Her community will have a second chance to make their voices heard in another round of family engagement surveys from the Southeast Seattle Education Coalition, a nonprofit group based in South Seattle that advocates for children of color.
Coalition Executive Director Erin Okuno said she hopes for a bigger sample size than in 2015 and especially wants to draw more families with students in middle and high school. The organization’s target for the survey is Southeast Seattle, but it’s open to Seattle public school families and students citywide.
“We want to run it again to see how things have changed,” Okuno said. “We learned a lot from doing it the first time, and now we can look at different measures of community wellness and well-being.”
In its first version, the 2015 survey asked families about how familiar and confident they were in supporting their children’s learning, campus culture, communication with teachers and school staff, relationships with principals and more. The updated version includes new questions about housing and financial stability, students with disabilities and how schools approach gender or sexual identity.
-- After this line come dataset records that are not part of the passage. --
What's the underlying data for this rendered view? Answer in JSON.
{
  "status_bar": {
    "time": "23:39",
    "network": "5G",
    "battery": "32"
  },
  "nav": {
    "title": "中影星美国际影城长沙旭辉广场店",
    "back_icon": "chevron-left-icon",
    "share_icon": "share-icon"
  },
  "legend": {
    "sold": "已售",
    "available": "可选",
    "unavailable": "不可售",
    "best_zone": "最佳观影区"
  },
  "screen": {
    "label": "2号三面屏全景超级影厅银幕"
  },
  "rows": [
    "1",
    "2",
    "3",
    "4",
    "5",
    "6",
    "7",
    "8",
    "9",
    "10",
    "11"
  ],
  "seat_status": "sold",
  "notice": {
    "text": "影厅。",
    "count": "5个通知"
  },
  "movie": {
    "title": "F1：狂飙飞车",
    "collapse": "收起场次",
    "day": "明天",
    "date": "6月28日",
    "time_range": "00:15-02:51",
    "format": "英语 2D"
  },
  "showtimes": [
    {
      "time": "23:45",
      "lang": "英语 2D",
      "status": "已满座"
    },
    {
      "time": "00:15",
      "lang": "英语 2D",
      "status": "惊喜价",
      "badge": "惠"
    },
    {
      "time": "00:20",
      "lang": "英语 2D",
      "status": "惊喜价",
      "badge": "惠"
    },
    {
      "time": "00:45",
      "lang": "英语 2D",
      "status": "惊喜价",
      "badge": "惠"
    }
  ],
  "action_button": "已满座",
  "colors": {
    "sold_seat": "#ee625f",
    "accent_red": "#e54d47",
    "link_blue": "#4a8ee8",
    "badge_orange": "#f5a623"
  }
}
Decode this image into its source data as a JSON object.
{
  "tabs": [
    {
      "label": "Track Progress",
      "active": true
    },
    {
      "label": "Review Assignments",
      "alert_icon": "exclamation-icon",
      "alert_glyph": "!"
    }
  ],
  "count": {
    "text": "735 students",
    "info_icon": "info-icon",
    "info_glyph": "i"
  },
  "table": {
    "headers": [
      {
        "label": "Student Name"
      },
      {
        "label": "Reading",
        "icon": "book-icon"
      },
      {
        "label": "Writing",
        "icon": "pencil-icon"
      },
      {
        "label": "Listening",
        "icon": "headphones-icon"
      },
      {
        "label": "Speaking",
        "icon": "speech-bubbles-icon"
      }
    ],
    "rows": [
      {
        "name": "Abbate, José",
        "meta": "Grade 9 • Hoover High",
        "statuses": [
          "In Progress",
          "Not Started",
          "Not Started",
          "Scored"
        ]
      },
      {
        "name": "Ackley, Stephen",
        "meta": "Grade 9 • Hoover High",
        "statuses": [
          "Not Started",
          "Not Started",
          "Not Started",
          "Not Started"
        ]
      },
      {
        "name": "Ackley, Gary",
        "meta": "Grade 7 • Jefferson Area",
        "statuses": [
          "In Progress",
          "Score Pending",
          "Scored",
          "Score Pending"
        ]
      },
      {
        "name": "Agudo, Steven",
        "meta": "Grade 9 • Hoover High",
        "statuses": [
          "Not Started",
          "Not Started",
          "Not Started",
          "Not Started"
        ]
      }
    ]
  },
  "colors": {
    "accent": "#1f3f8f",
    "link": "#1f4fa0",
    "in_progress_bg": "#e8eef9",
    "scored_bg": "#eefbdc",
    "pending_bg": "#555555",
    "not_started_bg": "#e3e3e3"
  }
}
Ti’esh Harper, who has a 3-year-old daughter in preschool, helped design the new survey and said she looks forward to seeing how families from different socioeconomic and cultural backgrounds report different experiences in Seattle schools.
“The survey alone is not remarkable,” said Harper, operations manager and race and equity lead for City Year Seattle. “The overlay of demographics and experiences, that will tell the different narratives of what schools are getting really right and what they’re getting very wrong.”
“The survey,” she added, “is supposed to serve the folks who take it.”
The Southeast Seattle Education Coalition translated this year’s survey — available online at http://bit.ly/SESECFamilySurvey2019-ST — into Amharic, Chinese, Somali, Spanish and Vietnamese. (Paper copies are available by emailing requests to email@example.com.)
Once the survey closes on Dec. 15, Okuno and her staff will spend several weeks sifting through the data and considering, with partner organizations, how the responses should inform specific policy changes and practices next year.
The 2015 results, for example, revealed how different communities prefer to communicate with their children’s schools: Nearly 80% of white, nonimmigrant and primarily English-speaking families chose email as their preferred method of contact.
But “families of color said they preferred in-person and telephone [communications] because that allows for deeper relationships to be formed,” Okuno said. “As the school district has moved toward a more technology base, that was a big finding.”
The survey also helped other agencies, including Kwok’s, advocate for their communities.
Previously, Kwok said, parent-teacher conferences were limited to 20 minutes, regardless of time taken for interpretation for Chinese families. But now, at Beacon Hill, Lowell and Maple elementary schools, the teachers offer 10 to 15 more minutes.
Kwok also noted another finding from the 2015 survey: White, non-low-income families tend to hear more positive things about their students from school than other families.
“That’s why we seldom come to the school: language,” Kwok said. “We don’t have the opportunity to get more information about our students. … I don’t think (white families) try to dominate. It’s just the structure.”